Being an introverted, highly sensitive person can be a double whammy in that the world can sometimes be just too much. But knowing that about yourself and being able to respond accordingly is SO powerful. Understanding how you react and work in certain situations can allow you to better prepare yourself, or do what you need to thrive in under those circumstances.
I also truly believe that there is nothing weak or wrong with being empathetic and aware. And, as with anything, the more that we talk about this stuff, the more aware we are of our own behaviour, the more others will begin to understand as well that there isn’t something wrong with highly sensitive people, but just that our brains work differently.
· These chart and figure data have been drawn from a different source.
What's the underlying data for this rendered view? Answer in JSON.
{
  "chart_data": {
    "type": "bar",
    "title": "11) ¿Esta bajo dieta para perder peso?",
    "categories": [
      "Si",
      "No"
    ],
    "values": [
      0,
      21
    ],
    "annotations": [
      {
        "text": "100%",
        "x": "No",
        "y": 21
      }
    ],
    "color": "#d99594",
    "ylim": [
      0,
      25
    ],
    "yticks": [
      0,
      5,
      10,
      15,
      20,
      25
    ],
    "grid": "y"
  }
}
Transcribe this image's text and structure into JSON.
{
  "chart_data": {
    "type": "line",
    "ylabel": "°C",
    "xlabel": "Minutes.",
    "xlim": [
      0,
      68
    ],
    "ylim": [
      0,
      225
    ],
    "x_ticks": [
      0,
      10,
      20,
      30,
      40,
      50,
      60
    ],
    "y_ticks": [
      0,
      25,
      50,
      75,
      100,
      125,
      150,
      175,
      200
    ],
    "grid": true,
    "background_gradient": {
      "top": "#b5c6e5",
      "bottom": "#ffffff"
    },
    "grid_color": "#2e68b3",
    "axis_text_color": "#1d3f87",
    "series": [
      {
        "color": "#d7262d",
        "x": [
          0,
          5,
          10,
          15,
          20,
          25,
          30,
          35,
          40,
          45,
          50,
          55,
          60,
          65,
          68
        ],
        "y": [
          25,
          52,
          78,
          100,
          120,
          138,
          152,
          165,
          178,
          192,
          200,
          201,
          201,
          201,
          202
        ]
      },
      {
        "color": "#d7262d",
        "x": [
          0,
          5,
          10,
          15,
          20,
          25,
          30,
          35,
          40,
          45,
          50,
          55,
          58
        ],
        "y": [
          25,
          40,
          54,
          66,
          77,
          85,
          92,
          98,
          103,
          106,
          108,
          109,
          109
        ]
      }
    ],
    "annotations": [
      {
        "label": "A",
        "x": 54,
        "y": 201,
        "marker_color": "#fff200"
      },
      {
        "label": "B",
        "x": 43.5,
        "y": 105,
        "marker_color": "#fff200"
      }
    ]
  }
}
When you’re aware of how you naturally react in certain situations, it makes you better equipped to handle them.
// Better handling your energy so you don’t get drained or overwhelmed and not know why;
// No longer comparing yourself to people who seem like they can handle things better than you;
// Accepting who you are and finding what strength lies in your sensitivity (don’t underestimate that);
// Being able to tell others what you need with confidence;
// Finding your own way of re-energising and showing up in the world that can support your needs and also help others.
Are you a highly sensitive person + BONUS free worksheet
You might be able to tell just from reading this post that this describes you to a tee, but if you’re not sure, head over to The Highly Sensitive Person and take Elaine Aron’s HSP test.
I’ve also created a worksheet for you to identify the things that you’re particularly sensitive to and how understanding these and creating solutions and reminders to make changes before you get to the point where you can’t function properly. The more aware you become, the more you will be able to accept and respond to your sensitivities.
Download the worksheet here:
And this is SO IMPORTANT if you’ve spent most of your life being criticised for being sensitive or emotional. Please know that there is no such thing as being ‘too sensitive’. Being a highly sensitive person is not a weakness, it’s actually part of your biological make up. But there are ways that you can make that work for you.